Ethiopian Airlines crash involved same type of plane as Lion Air disaster
The plane that crashed shortly after taking off from an Ethiopian airport, killing 157 people including 18 Canadians, was the same model as the one that crashed following a takeoff in Indonesia, leaving 189 people dead last year.
The crash of Ethiopian Airlines flight 302 is raising alarm bells and safety questions for Boeing’s popular new 737 jet. Aviation analyst Alex Macheras called it “kind of unprecedented in the world of aviation to have this.”
“While it may be a freak coincidence, there is a strong likelihood the two are related somehow, so that’s a concern,” he said in Skype interview with CTV News.
Aviation safety consultant Keith Mackey agreed, telling CTV News Channel Sunday that the Ethiopian Airlines crash occurred “under very similar circumstances” to the October 2018 crash of a Lion Air flight in the Java Sea.
According to The Associated Press, the Boeing 737-8 MAX that crashed in Ethiopia on Sunday was new and had been delivered to the airline last November.
Aviation analyst John Nance highlighted the possibility of a fire on the plane, because the loss of a transponder signal “would suggest the possibility of an in-flight explosion,” he told ABC News.
The tragedy comes just five months after the Lion Air crash -- which also involved a Boeing 737-8 MAX crashing just minutes after taking off.
While the cause of that crash has not been determined, data from the plane’s cockpit recorder showed the aircraft’s airspeed indicator had malfunctioned on its previous four flights, although Lion Air said that problem had been fixed prior to the plane’s final takeoff.
A preliminary investigative report did not include any conclusions about the cause of the crash. It did note that the plane’s nose had pointed down 26 times during the 11 minutes between the takeoff and the crash, despite pilots’ attempts to aim the nose higher.
A sensor problem was blamed for a similar issue on the plane’s second-last flight, with pilots fighting an automatic safety system’s attempts to force the nose downward. Lion Air said the “angle of attack” sensor was replaced prior to the crash.
Boeing issued an airworthiness directive following the Lion Air crash, describing what had happened to the plane and how other pilots could prevent similar issues with “angle of attack” sensors on their planes.
“I would have to think every person flying a 737 MAX would know that information,” Mackey said.
Mackey described the 737-8 MAX as a “very automated” airplane, in contrast to earlier 737 models which were largely manually operated. More than 200 of the MAX jets have been produced since 2017 and are in use around the world, including by major Canadian and American carriers.
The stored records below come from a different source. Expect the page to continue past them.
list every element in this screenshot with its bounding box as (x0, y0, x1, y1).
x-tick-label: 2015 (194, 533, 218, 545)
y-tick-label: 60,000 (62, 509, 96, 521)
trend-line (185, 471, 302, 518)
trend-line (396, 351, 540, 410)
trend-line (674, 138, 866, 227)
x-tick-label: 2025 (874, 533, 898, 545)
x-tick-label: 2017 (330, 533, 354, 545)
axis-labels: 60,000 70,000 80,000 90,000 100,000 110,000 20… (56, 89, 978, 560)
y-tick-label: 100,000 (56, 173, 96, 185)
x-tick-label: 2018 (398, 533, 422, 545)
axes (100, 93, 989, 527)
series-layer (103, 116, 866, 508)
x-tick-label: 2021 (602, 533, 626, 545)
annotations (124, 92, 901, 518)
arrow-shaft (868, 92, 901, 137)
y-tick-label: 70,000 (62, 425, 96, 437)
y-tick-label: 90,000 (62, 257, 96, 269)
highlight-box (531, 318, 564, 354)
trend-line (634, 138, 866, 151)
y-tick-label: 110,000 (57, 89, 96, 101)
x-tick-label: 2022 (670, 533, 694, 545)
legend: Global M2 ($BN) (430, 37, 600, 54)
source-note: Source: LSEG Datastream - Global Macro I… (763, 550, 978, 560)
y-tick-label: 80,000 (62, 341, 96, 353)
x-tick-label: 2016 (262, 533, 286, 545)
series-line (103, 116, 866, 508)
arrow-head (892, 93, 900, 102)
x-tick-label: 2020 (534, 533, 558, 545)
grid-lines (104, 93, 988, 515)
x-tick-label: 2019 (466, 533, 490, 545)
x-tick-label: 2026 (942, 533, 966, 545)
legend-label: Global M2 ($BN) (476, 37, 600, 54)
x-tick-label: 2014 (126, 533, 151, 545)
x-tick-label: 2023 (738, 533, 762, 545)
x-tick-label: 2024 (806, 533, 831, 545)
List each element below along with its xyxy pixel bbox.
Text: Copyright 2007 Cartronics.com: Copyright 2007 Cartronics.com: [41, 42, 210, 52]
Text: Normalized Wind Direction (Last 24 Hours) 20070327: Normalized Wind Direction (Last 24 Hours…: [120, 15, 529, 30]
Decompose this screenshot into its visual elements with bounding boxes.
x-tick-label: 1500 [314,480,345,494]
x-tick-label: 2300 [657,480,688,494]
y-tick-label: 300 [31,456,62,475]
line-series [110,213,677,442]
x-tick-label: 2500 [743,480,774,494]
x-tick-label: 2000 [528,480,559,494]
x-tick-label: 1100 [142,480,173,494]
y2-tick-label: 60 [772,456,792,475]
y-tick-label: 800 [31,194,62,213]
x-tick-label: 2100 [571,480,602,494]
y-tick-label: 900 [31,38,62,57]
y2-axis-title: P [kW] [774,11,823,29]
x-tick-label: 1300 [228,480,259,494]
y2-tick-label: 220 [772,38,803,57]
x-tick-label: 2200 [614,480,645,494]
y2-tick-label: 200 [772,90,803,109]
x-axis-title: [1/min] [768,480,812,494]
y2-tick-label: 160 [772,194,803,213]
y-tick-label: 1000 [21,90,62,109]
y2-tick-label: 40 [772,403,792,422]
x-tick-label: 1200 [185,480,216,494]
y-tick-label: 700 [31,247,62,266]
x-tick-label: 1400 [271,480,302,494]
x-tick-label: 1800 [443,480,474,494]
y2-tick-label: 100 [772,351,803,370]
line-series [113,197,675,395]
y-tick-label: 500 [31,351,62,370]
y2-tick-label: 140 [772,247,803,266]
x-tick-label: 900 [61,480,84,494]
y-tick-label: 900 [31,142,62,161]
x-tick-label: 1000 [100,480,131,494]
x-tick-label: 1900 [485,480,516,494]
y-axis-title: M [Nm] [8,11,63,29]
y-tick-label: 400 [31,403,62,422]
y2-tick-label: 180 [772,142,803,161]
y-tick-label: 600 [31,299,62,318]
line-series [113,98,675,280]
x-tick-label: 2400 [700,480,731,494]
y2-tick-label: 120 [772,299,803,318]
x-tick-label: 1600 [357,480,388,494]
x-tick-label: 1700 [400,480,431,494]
More information about what happened to the Ethiopian Airlines flight will likely come to light in the next few days once its cockpit recorder is found and data from the recorder is analyzed, Mackey said, although a full report will likely be at least a year away. The recorders are designed to withstand significant crash impact.
“We really don’t know enough about this accident to be able to suggest any type of remedial action that anyone should have taken at this point,” he said.
What is known, according to the airline’s CEO, is that the plane’s pilot sent out a distress call and was given clearance to return to Addis Ababa.
In a statement, Boeing said the company was “deeply saddened to learn of the passing of the passengers and crew” and that it is sending a technical team to the crash site.
Macheras said the company will need to quickly find out if there are issues with more of its 737-8 MAX jets.
“If they do need to take any action, then the first thing will be to ground the 737 Max (planes) that are flying all around the world,” he said.
As of Monday morning, China's civilian aviation authority ordered all Chinese airlines to temporarily ground their Boeing 737 Max 8 planes.
It said the order was "taken in line with the management principle of zero tolerance for security risks," citing the rcecent crash in Ethiopia and the Lion Air crash.
While Ethiopian Airlines may not be a household name to many Canadians, Mackey said that it has a “good reputation” in the industry. It operates flights to more than 100 destinations, including Pearson International Airport in Mississauga, Ont.
“It’s one of the showcase airlines of Africa,” Mackey said.